7.9 - Hôpital Civil de Mustapha - Plateau Saulière

VI - Les témoignages - Grande Poste les manifestants

2 - GILLE Christian - des enterrements à la chaîne 

ALGER en deuil 26 Mars 1962

"Je m'étais rendu à l'hôpital Mustapha d'Alger, le Lendemain du 26 mars, espérant pouvoir réconforter un ami qui venait de perdre son père. Sans difficulté particulière, je me suis retrouvé dans un grand hall ayant un accès direct avec une chaussée.

Sur le (ou les côtes) de ce bâtiment se trouvaient de nombreuses petites alcôves avec des plafonds voûtés en ogives et aménagées avec deux bancs. De façon symétrique, à l'intérieur de chacune d'elles, deux familles unies par leurs larmes se trouvaient séparées par deux cercueils accolés, déposés au centre sur des tréteaux.

On pouvait même voir dans quelques alcôves, des familles musulmanes et européennes atteintes par la mort  d'un proche, prier, pleurer, gémir et implorer le ciel côte à côte.

Des personnes totalement désespérées, circulaient dans le grand hall, en tout sens, criant, pleurant, appelant parfois à haute voix un être cher, en essayant de découvrir d'alcôve en alcôve leur proche disparu.

Par une porte, arrivaient à intervalles réguliers, d'un autre service de l'hôpital, un nouveau cercueil fermé, avec l'indication sommaire son nom.

Toutes les dix minutes environ, huit à dix personnes venaient prendre en charge un cercueil dans une alcôve, et s'arrêtaient un bref moment à hauteur d'une grande porte donnant sur la chaussée. Se détachant d'un groupe de religieux, un homme de  foi sortait d'un locales vitré et murmurait quelques mots, puis le cercueil quittait le bâtiment. Il était alors déposé dans la benne d'un camion militaire, où assis sur des banquettes, siégeaient environ dix soldats armés. Seuls quelques membres de la famille étaient admis sur une largeur de sièges d’un mini-car de CRS, puis motards en tête avec sirène, jeep avec radio, le camion-cercueil et deux véhicules de CRS s'éloignaient rapidement de l'hôpital vers un cimetière de l'agglomération.
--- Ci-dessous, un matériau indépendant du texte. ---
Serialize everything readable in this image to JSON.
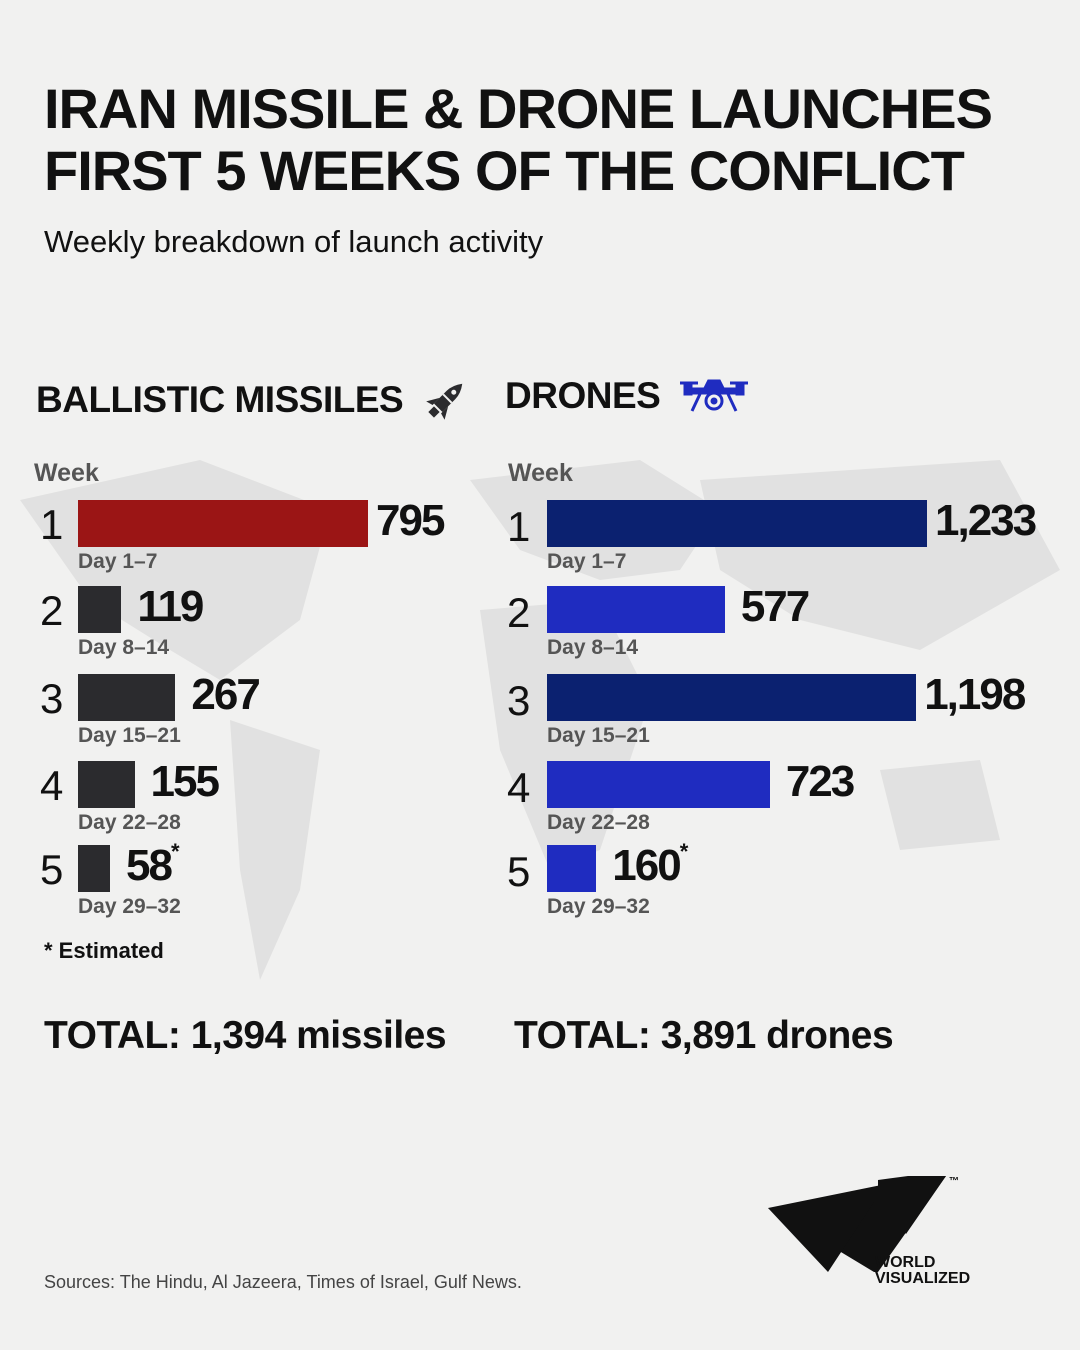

Je réalisais venais d'assister à une véritable ignominie, avec la mise en œuvre par le pouvoir d' enterrements à la chaîne avec passages directs de la morgue vers un cimetière sans regroupement familial, où passage par les lieux de cultes des quartiers.

Je devais apprendre par la suite que des transports étaient intervenus de nuit pendant le couvre feu.

Christian Gille
Président du "Souvenir des Français Disparus en ALGÉRIE"
591, rue Dubois Raphaël - 83500 La Seyne sur Mer.